While these may be common medical conditions, not all Tibetan mastiffs will necessarily develop any of those listed below. Today, reputable Tibetan mastiff breeders are working to reduce genetic problems through selective breeding.

  • Canine inherited demyelinative neuropathy (CIDN) is a rare inherited neural disease that appeared in one Tibetan mastiff bloodline in the early 1980s.
  • Cataracts: an opacity of the lens of the eye. May cause blindness if not treated surgically.

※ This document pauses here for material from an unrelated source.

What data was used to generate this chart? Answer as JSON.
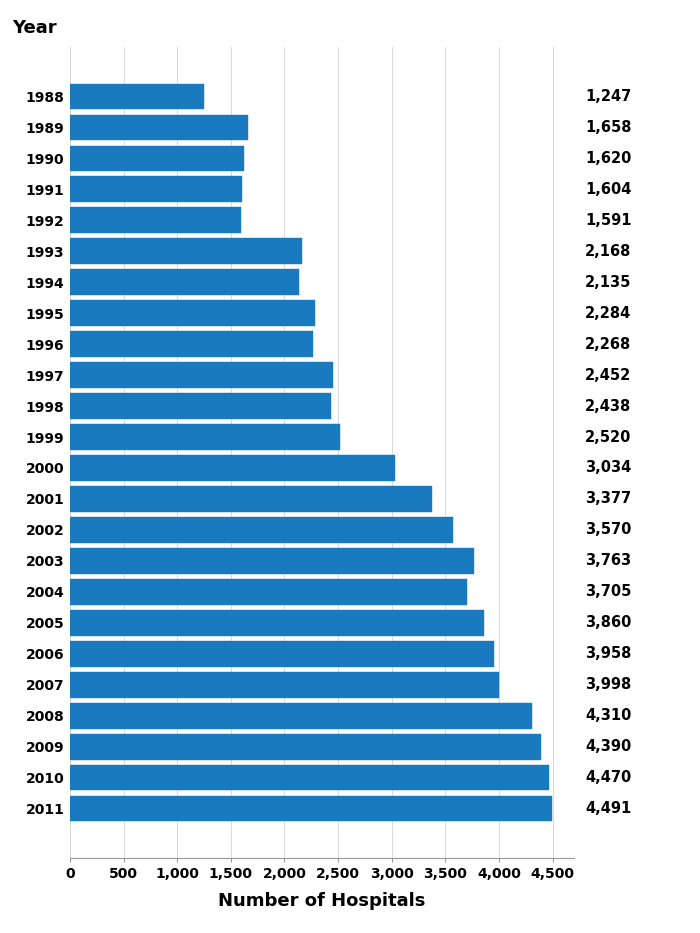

  • Demodectic mange, also called Demodex, is caused by a mite (Demodex canis) that is a normal resident of the skin. It is transmitted from the mother to puppies during suckling. Genetic factors and immunologic response play a role in the development of the disease. The disease is treatable in most cases and not considered contagious.
  • Entropion, inward curling of the lower eyelid or ectropion, rolling out of the eyelid, is fairly common in the breed. The condition should be corrected surgically to prevent damage to the cornea of the eye.
  • Hip dysplasia, a malformation of the hip joints that causes arthritis, is especially crippling in large breeds of dogs, although most Tibetan breeders routinely screen their dogs using X-rays evaluated by the Orthopedic Foundation for Animals in an effort to strengthen the dog's gene pool.
  • Hypothyroidism is a condition caused by low thyroid hormone production of the thyroid glands. Lack of this hormone causes weight gain, lethargy, poor hair coat, infertility and susceptibility to chronic infections.
  • Otitis (ear infections) refers to an inflammation of the ear canal, and can be caused by a foreign body in the ear canal, parasites, yeast or a bacterial infection. The Tibetan mastiff has very narrow convoluted ear canals, which can be difficult to clean. Cleaning your dog’s ears beginning at a young age will help train your dog to tolerate routine cleanings and help prevent infection.
  • Progressive retinal atrophy (PRA) is an adult-onset condition which gradual degeneration of the retina leading to blindness.
  • Skin allergies: The Tibetan mastiff’s dense, heavy undercoat predisposes them to external parasites and matted, dirty-hair coats that can cause scratching. Regular, vigorous brushing can help prevent this from occurring.
As with any pet, be sure to regularly consult a veterinarian for routine care and medical advice for your four-legged friend.